Roblox has 4 GB of player data stolen, data of up to 69 million players exposed in leak from Neopets and Bandai Namco, which publishes titles such as Ring of Elden, tekken and dark soulsconfirmed that a malicious actor had gained unauthorized access to the internal systems of several group companies.
Here, CS Center explores why gaming sites are such a target for hacks and data breaches.
Hackers target gamers for login credentials
The Electronic Sports League (ESL) electronic games company DreamHack reported that 55% of those who consider themselves frequent gamers said they had had an account compromised at some point.
Hackers can target gaming sites for the express purpose of gaining access to player accounts. Once hackers gain access to an account, they can then resell the account.
In 2018, teens of the popular game Fortnite were reported to be “cracking” other players’ accounts, resetting login credentials and reselling them, with prices ranging from as little as $0.30 to hundreds of dollars. dollars. A teenage hacker told the BBC he made £16,000 in the UK (US$18,933) in the seven months he ‘cracked’.
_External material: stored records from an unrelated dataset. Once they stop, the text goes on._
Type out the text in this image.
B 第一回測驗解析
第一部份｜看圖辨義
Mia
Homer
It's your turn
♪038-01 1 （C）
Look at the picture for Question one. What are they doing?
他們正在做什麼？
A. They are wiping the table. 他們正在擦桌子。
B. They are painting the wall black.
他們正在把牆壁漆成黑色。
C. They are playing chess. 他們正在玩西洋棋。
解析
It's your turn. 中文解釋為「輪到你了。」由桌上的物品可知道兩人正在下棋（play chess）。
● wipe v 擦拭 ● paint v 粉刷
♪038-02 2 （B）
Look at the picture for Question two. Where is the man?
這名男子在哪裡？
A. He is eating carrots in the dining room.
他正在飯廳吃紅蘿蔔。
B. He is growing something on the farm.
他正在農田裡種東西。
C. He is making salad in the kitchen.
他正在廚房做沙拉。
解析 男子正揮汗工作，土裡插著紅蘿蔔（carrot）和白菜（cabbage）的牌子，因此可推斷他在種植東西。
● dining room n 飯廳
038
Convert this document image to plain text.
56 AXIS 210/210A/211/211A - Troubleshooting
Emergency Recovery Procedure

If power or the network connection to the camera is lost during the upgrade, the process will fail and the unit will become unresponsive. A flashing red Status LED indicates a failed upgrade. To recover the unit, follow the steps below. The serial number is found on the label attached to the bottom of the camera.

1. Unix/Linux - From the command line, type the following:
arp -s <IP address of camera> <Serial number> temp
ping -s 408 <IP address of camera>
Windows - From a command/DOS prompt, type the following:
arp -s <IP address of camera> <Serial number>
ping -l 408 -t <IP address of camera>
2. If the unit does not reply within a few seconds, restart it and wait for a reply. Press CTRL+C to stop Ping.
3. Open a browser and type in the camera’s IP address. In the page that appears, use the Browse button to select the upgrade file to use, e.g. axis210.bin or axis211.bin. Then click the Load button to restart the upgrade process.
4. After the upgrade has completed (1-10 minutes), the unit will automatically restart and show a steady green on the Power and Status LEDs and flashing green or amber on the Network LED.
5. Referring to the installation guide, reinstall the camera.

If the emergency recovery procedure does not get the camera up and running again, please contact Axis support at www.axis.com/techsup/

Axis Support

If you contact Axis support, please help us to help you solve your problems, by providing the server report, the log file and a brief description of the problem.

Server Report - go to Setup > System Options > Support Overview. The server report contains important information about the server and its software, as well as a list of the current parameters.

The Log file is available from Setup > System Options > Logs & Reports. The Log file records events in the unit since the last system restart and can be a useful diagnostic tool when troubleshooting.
By targeting player accounts, hackers can make money relatively quickly and easily by accessing the login data of hundreds of accounts. The hackers then activate security procedures such as multi-factor authentication (MFA) which are supposed to protect the accounts, to lock out the owner. The account password can then be changed and the account sold.
Want to learn more about the cybersecurity community? Become a CS Hub member today!
Gaming sites have a wealth of data
Gambling sites often have large user bases, which means there are more potential victims for hackers to target. This large user base also means there is more sensitive information hackers can exploit, including names and addresses. This makes them vulnerable to attacks not only from cybercriminals looking to steal and sell accounts, but also to more malicious actors planning to steal credentials.
Microtransactions make games a target
With more games introducing in-game currency and microtransactions, more users have their payment methods linked to their accounts in addition to credentials. This makes gaming sites a prime target for hackers looking to steal and use this information.
Lecturer in criminology at the University of Surrey, Dr Michael McGuire, explained in a blog post that these currencies and purchases have “attracted hackers seeking to embezzle these payments”.
“Ways of exploiting gamers also include creating fake promotions and articles to trick users into buying and downloading malware,” McGuire wrote. “Additionally, hackers are reportedly looking to steal payment details from players who make these in-game purchases.”
McGuire also noted that “the proliferation of in-game purchases and micro-currencies has also provided a platform that criminals can manipulate to launder the spoils of past criminal activity.”
Security vulnerabilities make gaming sites a target
While gaming sites have a large amount of user data that needs to be protected, Oberon Copeland, founder and CEO of tech website Very Informed, notes that gaming sites are often “poorly defended,” meaning they are easy targets with a big payoff for hackers.
Copeland explains, “Hackers can exploit security vulnerabilities to gain access to user data or to disrupt site operations. In some cases, they may even be able to take control of the site’s servers.
This can either present an easy target for hackers looking to sell data or monetary information, or simply an exciting challenge for hackers just looking to see if they are capable of hacking a site.